🤖 AI Summary
To address the high deployment cost and poor localizability of closed-source large language models (LLMs) in 3D CAD generation, this paper proposes Seek-CAD—a training-free, locally deployable parametric CAD generation framework. Methodologically, it leverages the open-source LLM DeepSeek-R1 and pioneers the integration of vision-language model (VLM)-guided rendering evaluation with chain-of-thought (CoT)-driven iterative self-correction, establishing a closed-loop optimization pipeline. Concurrently, we introduce SSR-triple, the first structured CAD dataset explicitly designed for industrial instruction semantic alignment. Experimental results demonstrate that Seek-CAD generates high-fidelity, editable parametric CAD models without fine-tuning or reliance on closed-source models, achieving superior performance across geometric accuracy, topological consistency, and instruction adherence.
📝 Abstract
The advent of Computer-Aided Design (CAD) generative modeling will significantly transform the design of industrial products.

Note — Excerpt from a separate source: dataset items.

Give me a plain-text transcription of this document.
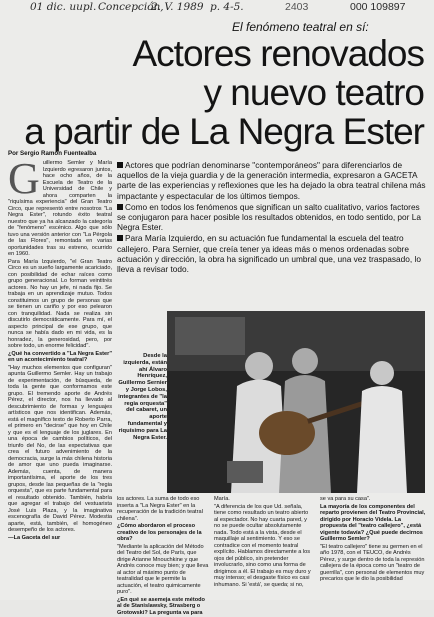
01 dic. uupl. Concepción,
2. V. 1989 p. 4-5.	2403	000 109897
El fenómeno teatral en sí:
Actores renovados
y nuevo teatro
a partir de La Negra Ester
Por Sergio Ramón Fuentealba
G uillermo Semler y María Izquierdo egresaron juntos, hace ocho años, de la Escuela de Teatro de la Universidad de Chile y ahora comparten la "riquísima experiencia" del Gran Teatro Circo, que representó entre nosotros "La Negra Ester", rotundo éxito teatral nuestro que ya ha alcanzado la categoría de "fenómeno" escénico. Algo que sólo tuvo una versión anterior con "La Pérgola de las Flores", remontada en varias oportunidades tras su estreno, ocurrido en 1960.

Para María Izquierdo, "el Gran Teatro Circo es un sueño largamente acariciado, con posibilidad de echar raíces como grupo generacional. Lo forman veintitrés actores. No hay un jefe, ni nada fijo. Se trabaja en un aprendizaje mutuo. Todos constituimos un grupo de personas que se tienen un cariño y por eso pelearon con tranquilidad. Nada se realiza sin discutirlo democráticamente. Para mí, el aspecto principal de ese grupo, que nunca se había dado en mi vida, es la honradez, la generosidad, pero, por sobre todo, un enorme felicidad".

¿Qué ha convertido a "La Negra Ester" en un acontecimiento teatral?

"Hay muchos elementos que configuran" apunta Guillermo Semler. Hay un trabajo de experimentación, de búsqueda, de toda la gente que conformamos este grupo. El tremendo aporte de Andrés Pérez, el director, nos ha llevado al descubrimiento de formas y lenguajes artísticos que nos identifican. Además, está el magnífico texto de Roberto Parra, el primero en "decirse" que hoy en Chile y que es el lenguaje de los juglares. En una época de cambios políticos, del triunfo del No, de las expectativas que crea el futuro advenimiento de la democracia, surge la más chilena historia de amor que uno pueda imaginarse. Además, cuenta, de manera importantísima, el aporte de los tres grupos, desde las pequeñas de la "regia orquesta", que es parte fundamental para el resultado obtenido. También, habría que agregar el trabajo del vestuarista José Luis Plaza, y la imaginativa escenografía de David Pérez. Modestia aparte, está, también, el homogéneo desempeño de los actores.

—La Gaceta del sur

Actores que podrían denominarse "contemporáneos" para diferenciarlos de aquellos de la vieja guardia y de la generación intermedia, expresaron a GACETA parte de las experiencias y reflexiones que les ha dejado la obra teatral chilena más impactante y espectacular de los últimos tiempos.

Como en todos los fenómenos que significan un salto cualitativo, varios factores se conjugaron para hacer posible los resultados obtenidos, en todo sentido, por La Negra Ester.

Para María Izquierdo, en su actuación fue fundamental la escuela del teatro callejero. Para Sernier, que creía tener ya ideas más o menos ordenadas sobre actuación y dirección, la obra ha significado un umbral que, una vez traspasado, lo lleva a revisar todo.

Desde la izquierda, están ahí Álvaro Henríquez, Guillermo Sernier y Jorge Lobos, integrantes de "la regia orquesta" del cabaret, un aporte fundamental y riquísimo para La Negra Ester.

los actores. La suma de todo eso inserta a "La Negra Ester" en la recuperación de la tradición teatral chilena".

¿Cómo abordaron el proceso creativo de los personajes de la obra?

"Mediante la aplicación del Método del Teatro del Sol, de París, que dirige Arianne Mnouchkine y que Andrés conoce muy bien; y que lleva al actor al máximo punto de teatralidad que le permite la actuación, el teatro quimicamente puro".

¿En qué se asemeja este método al de Stanislawsky, Strasberg o Grotowski? La pregunta va para

María.

"A diferencia de los que Ud. señala, tiene como resultado un teatro abierto al espectador. No hay cuarta pared, y no se puede ocultar absolutamente nada. Todo está a la vista, desde el maquillaje al sentimiento. Y eso se contradice con el momento teatral explícito. Hablamos directamente a los ojos del público, sin pretender involucrarlo, sino como una forma de dirigirnos a él. El trabajo es muy duro y muy intenso; el desgaste físico es casi inhumano. Si 'está', se queda; si no,

se va para su casa".

La mayoría de los componentes del reparto provienen del Teatro Provincial, dirigido por Horacio Videla. La propuesta del "teatro callejero", ¿está vigente todavía? ¿Qué puede decirnos Guillermo Semler?

"El teatro callejero" tiene su germen en el año 1978, con el TEUCO, de Andrés Pérez, y surge dentro de toda la represión callejera de la época como un "teatro de guerrilla", con personal de elementos muy precarios que le dio la posibilidad
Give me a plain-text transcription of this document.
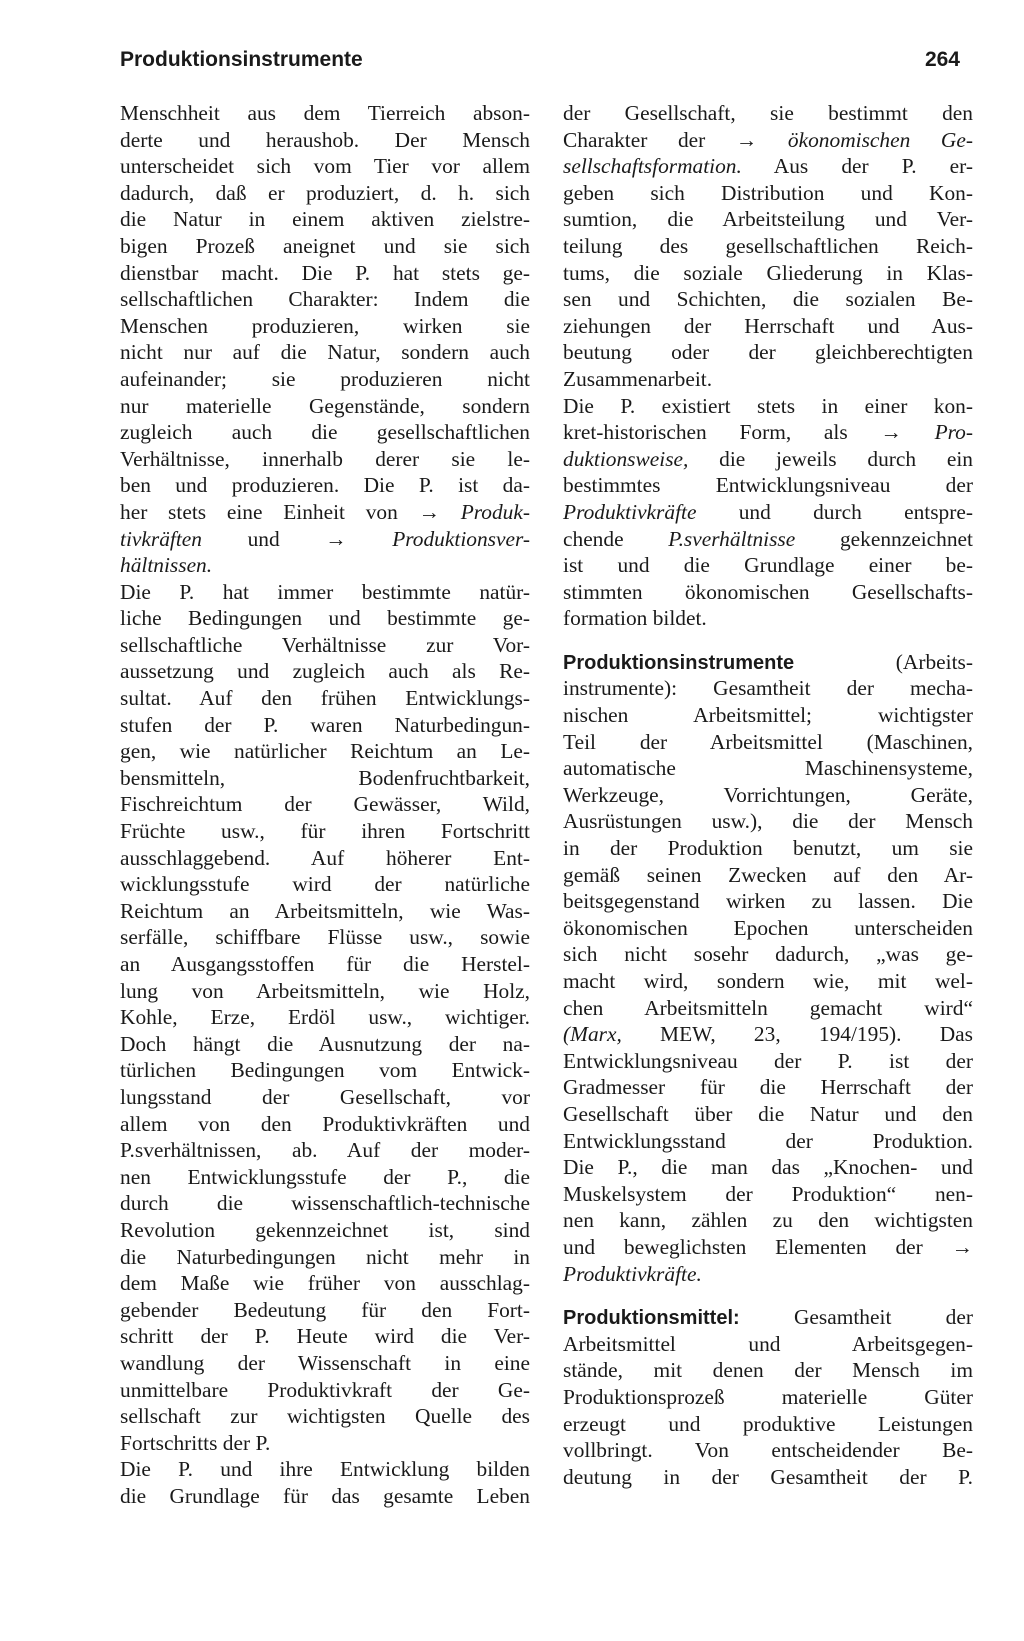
Produktionsinstrumente	264
Menschheit aus dem Tierreich abson-
derte und heraushob. Der Mensch
unterscheidet sich vom Tier vor allem
dadurch, daß er produziert, d. h. sich
die Natur in einem aktiven zielstre-
bigen Prozeß aneignet und sie sich
dienstbar macht. Die P. hat stets ge-
sellschaftlichen Charakter: Indem die
Menschen produzieren, wirken sie
nicht nur auf die Natur, sondern auch
aufeinander; sie produzieren nicht
nur materielle Gegenstände, sondern
zugleich auch die gesellschaftlichen
Verhältnisse, innerhalb derer sie le-
ben und produzieren. Die P. ist da-
her stets eine Einheit von → Produk-
tivkräften und → Produktionsver-
hältnissen.
Die P. hat immer bestimmte natür-
liche Bedingungen und bestimmte ge-
sellschaftliche Verhältnisse zur Vor-
aussetzung und zugleich auch als Re-
sultat. Auf den frühen Entwicklungs-
stufen der P. waren Naturbedingun-
gen, wie natürlicher Reichtum an Le-
bensmitteln, Bodenfruchtbarkeit,
Fischreichtum der Gewässer, Wild,
Früchte usw., für ihren Fortschritt
ausschlaggebend. Auf höherer Ent-
wicklungsstufe wird der natürliche
Reichtum an Arbeitsmitteln, wie Was-
serfälle, schiffbare Flüsse usw., sowie
an Ausgangsstoffen für die Herstel-
lung von Arbeitsmitteln, wie Holz,
Kohle, Erze, Erdöl usw., wichtiger.
Doch hängt die Ausnutzung der na-
türlichen Bedingungen vom Entwick-
lungsstand der Gesellschaft, vor
allem von den Produktivkräften und
P.sverhältnissen, ab. Auf der moder-
nen Entwicklungsstufe der P., die
durch die wissenschaftlich-technische
Revolution gekennzeichnet ist, sind
die Naturbedingungen nicht mehr in
dem Maße wie früher von ausschlag-
gebender Bedeutung für den Fort-
schritt der P. Heute wird die Ver-
wandlung der Wissenschaft in eine
unmittelbare Produktivkraft der Ge-
sellschaft zur wichtigsten Quelle des
Fortschritts der P.
Die P. und ihre Entwicklung bilden
die Grundlage für das gesamte Leben
der Gesellschaft, sie bestimmt den
Charakter der → ökonomischen Ge-
sellschaftsformation. Aus der P. er-
geben sich Distribution und Kon-
sumtion, die Arbeitsteilung und Ver-
teilung des gesellschaftlichen Reich-
tums, die soziale Gliederung in Klas-
sen und Schichten, die sozialen Be-
ziehungen der Herrschaft und Aus-
beutung oder der gleichberechtigten
Zusammenarbeit.
Die P. existiert stets in einer kon-
kret-historischen Form, als → Pro-
duktionsweise, die jeweils durch ein
bestimmtes Entwicklungsniveau der
Produktivkräfte und durch entspre-
chende P.sverhältnisse gekennzeichnet
ist und die Grundlage einer be-
stimmten ökonomischen Gesellschafts-
formation bildet.
Produktionsinstrumente	(Arbeits-
instrumente): Gesamtheit der mecha-
nischen Arbeitsmittel; wichtigster
Teil der Arbeitsmittel (Maschinen,
automatische Maschinensysteme,
Werkzeuge, Vorrichtungen, Geräte,
Ausrüstungen usw.), die der Mensch
in der Produktion benutzt, um sie
gemäß seinen Zwecken auf den Ar-
beitsgegenstand wirken zu lassen. Die
ökonomischen Epochen unterscheiden
sich nicht sosehr dadurch, „was ge-
macht wird, sondern wie, mit wel-
chen Arbeitsmitteln gemacht wird“
(Marx, MEW, 23, 194/195). Das
Entwicklungsniveau der P. ist der
Gradmesser für die Herrschaft der
Gesellschaft über die Natur und den
Entwicklungsstand der Produktion.
Die P., die man das „Knochen- und
Muskelsystem der Produktion“ nen-
nen kann, zählen zu den wichtigsten
und beweglichsten Elementen der →
Produktivkräfte.
Produktionsmittel:	Gesamtheit der
Arbeitsmittel und Arbeitsgegen-
stände, mit denen der Mensch im
Produktionsprozeß materielle Güter
erzeugt und produktive Leistungen
vollbringt. Von entscheidender Be-
deutung in der Gesamtheit der P.
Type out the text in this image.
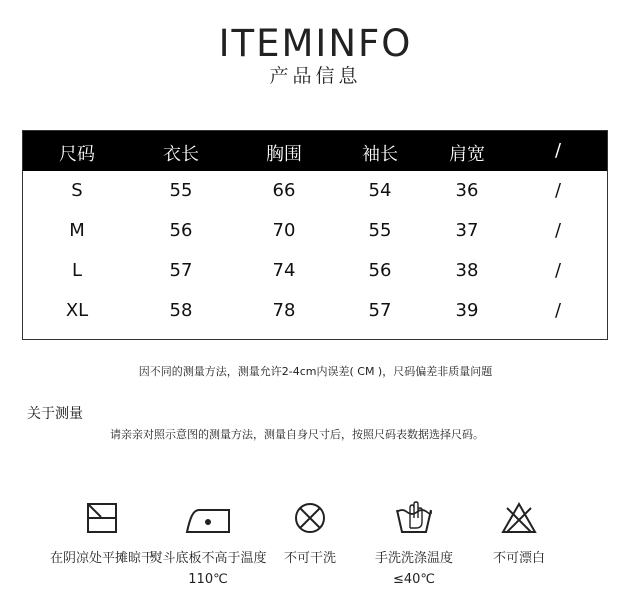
ITEMINFO
产品信息
尺码	衣长	胸围	袖长	肩宽	/
S	55	66	54	36	/
M	56	70	55	37	/
L	57	74	56	38	/
XL	58	78	57	39	/
因不同的测量方法，测量允许2-4cm内误差( CM )，尺码偏差非质量问题
关于测量
请亲亲对照示意图的测量方法，测量自身尺寸后，按照尺码表数据选择尺码。
在阴凉处平摊晾干
熨斗底板不高于温度110℃
不可干洗	手洗洗涤温度≤40℃
不可漂白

The recent research endeavor has extended into the realm of Large Language Models (LLMs). In contrast to fine-tuning methods, training-free approaches typically utilize the advanced closed-source LLMs, thereby offering enhanced flexibility and efficiency in the development of AI agents for generating CAD parametric models. However, the substantial cost and limitations of local deployment of the top-tier closed-source LLMs pose challenges in practical applications. The Seek-CAD is the pioneer exploration of locally deployed open-source inference LLM DeepSeek-R1 for CAD parametric model generation with a training-free methodology. This study is the first investigation to incorporate both visual and Chain-of-Thought (CoT) feedback within the self-refinement mechanism for generating CAD models. Specifically, the initial generated parametric CAD model is rendered into a sequence of step-wise perspective images, which are subsequently processed by a Vision Language Model (VLM) alongside the corresponding CoTs derived from DeepSeek-R1 to assess the CAD model generation. Then, the feedback is utilized by DeepSeek-R1 to refine the initial generated model for the next round of generation. Moreover, we present an innovative 3D CAD model dataset structured around the SSR (Sketch, Sketch-based feature, and Refinements) triple design paradigm. This dataset encompasses a wide range of CAD commands, thereby aligning effectively with industrial application requirements and proving suitable for the generation of LLMs. Extensive experiments validate the effectiveness of Seek-CAD under various metrics.